Chesa Gartmann, un maso storico

In questo rinnovato interesse rientra l’opera di Francesca Neri Antonello che, nel libro Abitare le Alpi curato da Chiara Dal Canto, spiega come la montagna si sia avvicinata alla sua professione con grande naturalezza, attraverso la magia dei paesaggi alpini e lo spirito dei luoghi, la conoscenza del territorio, dei rituali del vivere e dei materiali, tradotti in una progettazione di interni sempre in evoluzione, diventata parte della sua vita. Chesa Gartmann, un maso storico del 600 ristrutturato a La Punt in Engadina, Svizzera, racchiude i principi della sua filosofia progettuale: mantenere un’atmosfera autentica, donando nuova identità, carattere e unicità all’architettura montana. Il duplex conserva i tratti tipici locali, quali la particolare forma del tetto che caratterizza le stalle, le piccole bucature studiate in modo strategico per ricevere la luce nell’arco della giornata e la presenza del legno, ma propone un’inedita narrazione della vita all’interno di uno chalet, con spirito contemporaneo.

Il legno come unica materia

Come racconta l’architetto “è una sorta di labirinto, fatto di un open space, ma anche di ambienti molto intimi. La disposizione tradizionale è sovvertita; la zona notte è su entrambi i livelli, con quinte e divisori di legno che trasformano lo spazio, offrendo punti di vista sempre differenti, dando l’impressione di perdersi, non trovarsi. Tra il legno – elemento dalla presenza importantissima – e i volumi, la sensazione per l’ospite è quella di camuffarsi in un interno-natura, farsi albero”. Il desiderio della committenza era quello di essere circondati di legno e Francesca Neri Antonello ha fatto diventare questa “ossessione” una chiave di lettura per il progetto. “Ho avuto questa visione: dare vita a una stalla raffinata caratterizzata da grande ricerca di materiale di recupero. È un progetto nel quale il legno dice tutto, e dice tutto perché il legno è vivo, quindi è una materia che parla. È forse l’unica materia che parla e quindi ha una forza espressiva incredibile”.

Un mix di vecchi legni con Francesca Neri Antonello

Ed è grazie alla poesia della materia lignea che l’atmosfera intensa dell’interno, nonostante la prevalenza di colori scuri non appare cupa, ma avvolgente. “Il legno, specialmente quello di recupero, ha vissuto, magari in zone diverse; è stato colpito da differenti luci; ha trame e profondità che lo rendono vibrante; è vivo, appunto. Questo fa sì che non risulti mai piatto, opaco, ma caldo e in qualche modo sempre luminoso. Attraverso una grande ricerca e sperimentazione ho cercato di far esprimere la materia, quindi forse, alla fine, il merito della riuscita del progetto è tutto del legno”. Tra gli elementi scenografici che caratterizzano il progetto e dimostrano questa sensibilità, c’è un puzzle di vecchi legni che riveste la parete che fa da sfondo alla scala. Risultato di uno studio compositivo fatto dall’architetto su un’impalcatura stesa a terra, come fosse un’opera d’arte, il mosaico è frutto di un lavoro sartoriale di scelta e accostamento di elementi, pezzo per pezzo.

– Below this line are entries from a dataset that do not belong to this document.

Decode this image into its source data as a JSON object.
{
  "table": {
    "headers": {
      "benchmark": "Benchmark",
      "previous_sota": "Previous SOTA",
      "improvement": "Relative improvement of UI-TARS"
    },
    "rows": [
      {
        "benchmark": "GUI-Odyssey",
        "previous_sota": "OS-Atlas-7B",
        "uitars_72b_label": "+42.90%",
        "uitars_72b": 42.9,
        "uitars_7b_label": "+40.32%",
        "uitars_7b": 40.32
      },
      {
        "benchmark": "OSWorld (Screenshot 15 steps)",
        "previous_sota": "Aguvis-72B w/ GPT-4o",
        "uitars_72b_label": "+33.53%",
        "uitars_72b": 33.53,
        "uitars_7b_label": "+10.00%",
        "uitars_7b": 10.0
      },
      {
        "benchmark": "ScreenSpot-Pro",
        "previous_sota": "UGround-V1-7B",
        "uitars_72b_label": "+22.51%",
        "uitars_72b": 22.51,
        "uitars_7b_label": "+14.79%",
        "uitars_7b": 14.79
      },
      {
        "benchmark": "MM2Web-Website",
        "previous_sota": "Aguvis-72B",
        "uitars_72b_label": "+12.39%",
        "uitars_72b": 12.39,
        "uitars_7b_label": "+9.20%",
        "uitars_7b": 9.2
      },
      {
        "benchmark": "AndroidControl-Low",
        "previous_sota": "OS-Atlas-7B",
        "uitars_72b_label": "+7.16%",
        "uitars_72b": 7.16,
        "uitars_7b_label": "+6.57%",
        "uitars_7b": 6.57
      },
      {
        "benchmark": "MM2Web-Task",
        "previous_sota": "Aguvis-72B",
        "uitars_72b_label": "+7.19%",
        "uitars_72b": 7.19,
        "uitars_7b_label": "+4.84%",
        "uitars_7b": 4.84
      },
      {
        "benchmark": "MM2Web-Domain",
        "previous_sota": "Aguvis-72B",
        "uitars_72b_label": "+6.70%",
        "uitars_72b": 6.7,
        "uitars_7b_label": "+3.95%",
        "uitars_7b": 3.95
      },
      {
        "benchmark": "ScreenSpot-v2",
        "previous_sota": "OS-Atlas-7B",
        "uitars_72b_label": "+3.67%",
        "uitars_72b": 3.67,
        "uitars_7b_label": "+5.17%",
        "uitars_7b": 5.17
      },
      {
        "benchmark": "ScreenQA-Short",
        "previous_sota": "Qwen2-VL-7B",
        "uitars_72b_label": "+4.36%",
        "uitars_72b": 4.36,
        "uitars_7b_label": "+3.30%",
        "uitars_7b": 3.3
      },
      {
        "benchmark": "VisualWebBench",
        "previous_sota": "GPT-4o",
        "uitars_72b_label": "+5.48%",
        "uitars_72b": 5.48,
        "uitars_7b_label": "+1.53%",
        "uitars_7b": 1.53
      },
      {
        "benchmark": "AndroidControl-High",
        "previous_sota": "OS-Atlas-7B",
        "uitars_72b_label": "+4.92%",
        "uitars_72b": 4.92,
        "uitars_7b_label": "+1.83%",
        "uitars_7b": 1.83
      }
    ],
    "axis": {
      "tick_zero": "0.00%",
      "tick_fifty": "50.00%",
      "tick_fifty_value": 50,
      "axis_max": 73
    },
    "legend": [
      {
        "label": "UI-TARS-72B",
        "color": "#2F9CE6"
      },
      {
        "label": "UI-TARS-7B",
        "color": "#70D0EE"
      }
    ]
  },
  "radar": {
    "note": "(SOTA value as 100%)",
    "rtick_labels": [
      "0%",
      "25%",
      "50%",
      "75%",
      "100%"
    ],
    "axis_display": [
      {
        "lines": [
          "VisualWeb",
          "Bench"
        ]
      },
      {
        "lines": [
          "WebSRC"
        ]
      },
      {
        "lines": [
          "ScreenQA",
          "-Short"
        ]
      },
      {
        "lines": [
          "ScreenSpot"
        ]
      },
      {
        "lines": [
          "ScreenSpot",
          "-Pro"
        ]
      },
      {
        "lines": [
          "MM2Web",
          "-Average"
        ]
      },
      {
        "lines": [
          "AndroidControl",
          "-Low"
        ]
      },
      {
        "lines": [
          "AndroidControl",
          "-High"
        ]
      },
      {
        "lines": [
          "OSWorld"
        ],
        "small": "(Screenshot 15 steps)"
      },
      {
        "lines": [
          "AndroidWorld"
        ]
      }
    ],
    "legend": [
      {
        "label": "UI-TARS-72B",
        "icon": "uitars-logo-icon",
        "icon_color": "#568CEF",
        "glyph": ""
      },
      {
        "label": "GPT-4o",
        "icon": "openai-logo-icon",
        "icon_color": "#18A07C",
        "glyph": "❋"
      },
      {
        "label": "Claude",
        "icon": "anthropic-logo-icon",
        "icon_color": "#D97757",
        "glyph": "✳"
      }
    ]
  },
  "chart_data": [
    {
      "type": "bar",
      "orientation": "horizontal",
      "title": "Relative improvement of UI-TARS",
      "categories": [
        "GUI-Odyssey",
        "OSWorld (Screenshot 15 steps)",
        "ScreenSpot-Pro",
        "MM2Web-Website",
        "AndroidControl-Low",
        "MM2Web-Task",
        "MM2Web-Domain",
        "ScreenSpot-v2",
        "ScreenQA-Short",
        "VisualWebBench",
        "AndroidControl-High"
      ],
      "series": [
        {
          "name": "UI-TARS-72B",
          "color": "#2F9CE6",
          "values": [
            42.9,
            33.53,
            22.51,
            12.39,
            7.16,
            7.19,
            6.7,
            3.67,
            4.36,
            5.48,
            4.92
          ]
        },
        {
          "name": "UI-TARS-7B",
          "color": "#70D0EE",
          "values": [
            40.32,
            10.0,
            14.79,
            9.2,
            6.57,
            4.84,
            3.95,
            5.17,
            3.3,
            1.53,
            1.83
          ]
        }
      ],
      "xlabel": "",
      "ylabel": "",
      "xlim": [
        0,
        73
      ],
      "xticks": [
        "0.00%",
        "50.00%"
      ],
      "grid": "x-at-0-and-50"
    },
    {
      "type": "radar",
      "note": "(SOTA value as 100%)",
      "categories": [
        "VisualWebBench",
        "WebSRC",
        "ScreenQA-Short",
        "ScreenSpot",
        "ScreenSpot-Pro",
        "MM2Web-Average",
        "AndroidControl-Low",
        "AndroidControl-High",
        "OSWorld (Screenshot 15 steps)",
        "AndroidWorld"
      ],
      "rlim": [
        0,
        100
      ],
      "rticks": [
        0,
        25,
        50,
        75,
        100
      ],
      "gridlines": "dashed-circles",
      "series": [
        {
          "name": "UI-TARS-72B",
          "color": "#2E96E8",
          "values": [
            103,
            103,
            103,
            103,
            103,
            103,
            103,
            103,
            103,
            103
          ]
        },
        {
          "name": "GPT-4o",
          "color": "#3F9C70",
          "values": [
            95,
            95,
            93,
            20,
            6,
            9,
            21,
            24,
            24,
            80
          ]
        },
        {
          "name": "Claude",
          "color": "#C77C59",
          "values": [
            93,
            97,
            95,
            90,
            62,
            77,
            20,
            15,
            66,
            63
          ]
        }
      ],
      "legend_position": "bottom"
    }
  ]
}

Un layout nuovo per questo chalet

Nel nuovo layout anche la scala girata rispetto all’originale non è più solo elemento di accesso al piano superiore, ma elemento scultoreo protagonista del progetto. Disegnata in netto contrasto con il mood rustico, ha gradini in acciaio riflettente che fanno a meno del parapetto. Un volume in legno al centro del living suddivide lo spazio e contiene un camino dalla bocca in acciaio bronzato, discreto, di dimensioni contenute, simbolo di intimità. Come avviene negli spazi comuni, anche in quelli più privati il legno è protagonista, accostato alla pietra. Dal bagno padronale che, simile a una grotta naturale, ha vasca, pareti e doccia rivestite di Onsernone, un granito locale, alla cucina-sala da pranzo che si raccoglie intorno a un grande tavolo.

Le camere da letto al primo piano. Foto di Max Zambelli.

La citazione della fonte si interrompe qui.